Argentina's lubricants demand fell in May for the first time in five months, as the unusually strong growth of March and April began to unwind
The fall broke a five-year seasonal pattern — demand has risen from April to May in each of the previous four years
Weaker domestic demand could free additional supply for export, adding to improving availability in global base oils markets
Argentina's lubricants demand fell in May for the first time in five months, the latest sign that the disruption-driven buying surge of March and April was reversing across global markets.
Demand fell to 18,300 cubic metres (16,200 tonnes) in May, down 2.5% from a year earlier and by 1% from April, Ministry of Economy data showed.
Argentina's lubricants demand rose from April to May in each of the previous four years. This year's fall extended a pattern already visible in Europe and Asia, where buyers accelerated purchases during March and April before drawing on those stocks in May.
Demand instead reverted in May toward underlying consumption.
Key Highlights
· Automobile lubricants demand fell 2% year on year after rising 6.9% in April and 10.6% in March.
· Industrial oils demand declined 6% after increasing 14.3% in April and 1% in March.
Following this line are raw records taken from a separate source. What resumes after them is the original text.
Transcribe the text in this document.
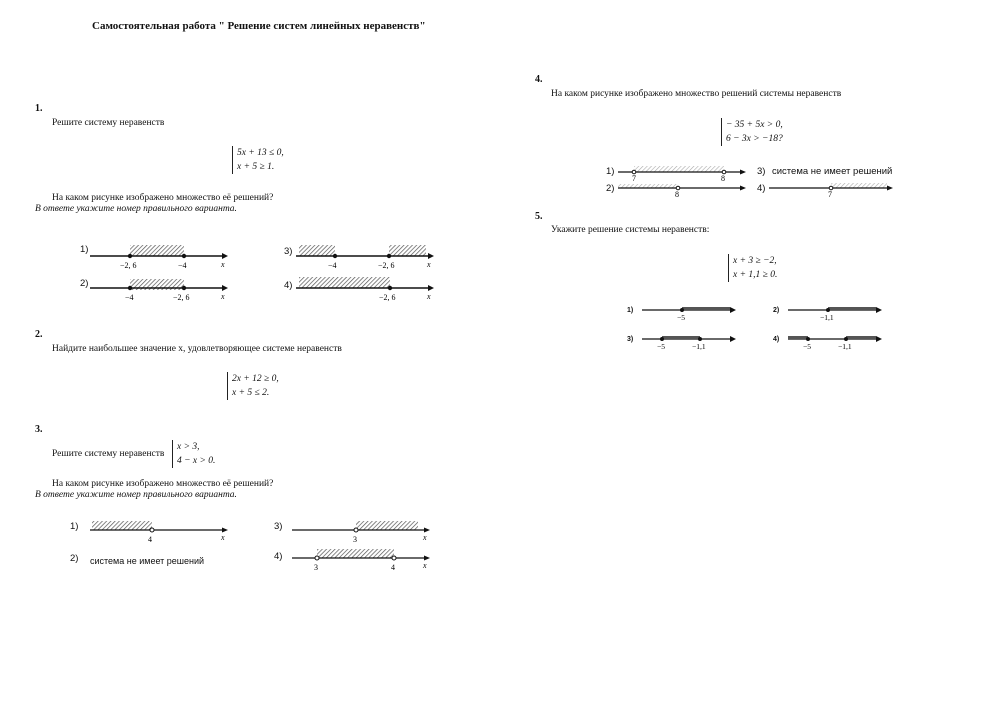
Самостоятельная работа " Решение систем линейных неравенств"
1.
Решите систему неравенств
5x + 13 ≤ 0,
x + 5 ≥ 1.
На каком рисунке изображено множество её решений?
В ответе укажите номер правильного варианта.
1)
−2, 6	−4	x
2)
−4	−2, 6	x
3)
−4	−2, 6	x
4)
−2, 6	x
2.
Найдите наибольшее значение x, удовлетворяющее системе неравенств
2x + 12 ≥ 0,
x + 5 ≤ 2.
3.
Решите систему неравенств
x > 3,
4 − x > 0.
На каком рисунке изображено множество её решений?
В ответе укажите номер правильного варианта.
1)
4	x
2) система не имеет решений
3)
3	x
4)
3	4	x
4.
На каком рисунке изображено множество решений системы неравенств
− 35 + 5x > 0,
6 − 3x > −18?
1)
7	8
2)
8
3) система не имеет решений
4)
7
5.
Укажите решение системы неравенств:
x + 3 ≥ −2,
x + 1,1 ≥ 0.
1)
−5
2)
−1,1
3)
−5	−1,1
4)
−5	−1,1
· Lubricants demand fell in May from April for the first time in five years, breaking a seasonal pattern and reinforcing a similar trend in other markets including Italy.
· The March-April surge in domestic demand reduced volumes available for export, which slumped in May to a six-month low.
Market Repercussions
The earlier surge in domestic demand absorbed surplus production, slashing supply available for export in May.
The slowdown in May demand reduced pressure on domestic supplies and increased the scope for export availability to recover during the coming months.
Any recovery in exports would add to growing surplus availability from Northeast Asia and steady shipments from Saudi Arabia, reinforcing the gradual improvement in global supply.
Argentina’s lubricants demand would then increasingly depend on the country's underlying industrial and economic activity rather than disruption-driven inventory building.